From this passage it appears that "blue and white" may be added to the types of ware made in the Yüan period.
The third factory, at Chien–yang in Fukien, has already been discussed at some length. It was chiefly celebrated for the dark–coloured wares (wu–ni yao) and the "hare's fur" and "partridge" tea bowls.[372]
These names by no means exhaust the list of factories which were active in the Yüan period. Others have been incidentally mentioned elsewhere under the headings of Yüan–tz´ŭ, P´êng ware, Hsin Ting ware, etc.[373]
The Ko ku yao lun enumerates certain pottery forms which, it asserts, were not in use before the Yüan period.
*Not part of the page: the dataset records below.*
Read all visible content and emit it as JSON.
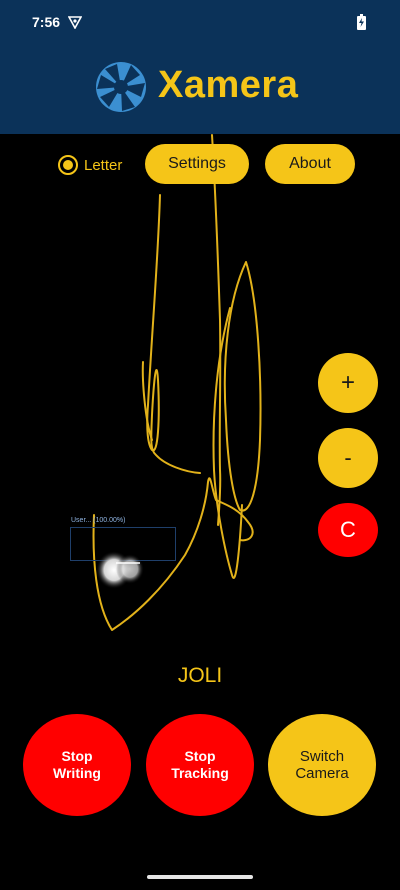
{
  "status_bar": {
    "time": "7:56",
    "vpn_icon": "vpn-key-icon",
    "battery_icon": "battery-charging-icon"
  },
  "header": {
    "title": "Xamera",
    "logo_icon": "camera-aperture-icon"
  },
  "controls": {
    "mode_radio_label": "Letter",
    "mode_radio_selected": true,
    "settings_label": "Settings",
    "about_label": "About",
    "zoom_in_label": "+",
    "zoom_out_label": "-",
    "clear_label": "C"
  },
  "detection": {
    "label": "User...    (100.00%)"
  },
  "recognized_text": "JOLI",
  "actions": {
    "stop_writing_line1": "Stop",
    "stop_writing_line2": "Writing",
    "stop_tracking_line1": "Stop",
    "stop_tracking_line2": "Tracking",
    "switch_camera_line1": "Switch",
    "switch_camera_line2": "Camera"
  },
  "colors": {
    "brand_navy": "#0b3259",
    "accent_yellow": "#f5c518",
    "danger_red": "#ff0000",
    "trace": "#e2b21a"
  }
}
As usual, the Chinese descriptions are exceedingly difficult to visualise, and in many cases are open to several interpretations, and are not easy to reconcile with established facts. However, I quote the passage as it stands: "Men of old when they drank tea used p'ieh[374] (? bowls with curved sides), which were easy to drain and did not retain the sediment. For drinking wine they used cups (chan); they had not yet tried cups with handles (pa chan[375]), and in old times they had no ch'üan p'an.[376] The Ting ware ch'üan p'an which one sees nowadays are the brush washers (hsi) of olden times. The men of old used 'decoction vases' for pouring wine, and did not use ewers (hu p'ing) or bowls with contracted lip or tea cups (ch'a chung) or dishes with rims.[377] These were all forms used by the Mongols. The men of China only began to use them in the Yüan dynasty. They never appear in old Ting or Kuan wares."[378]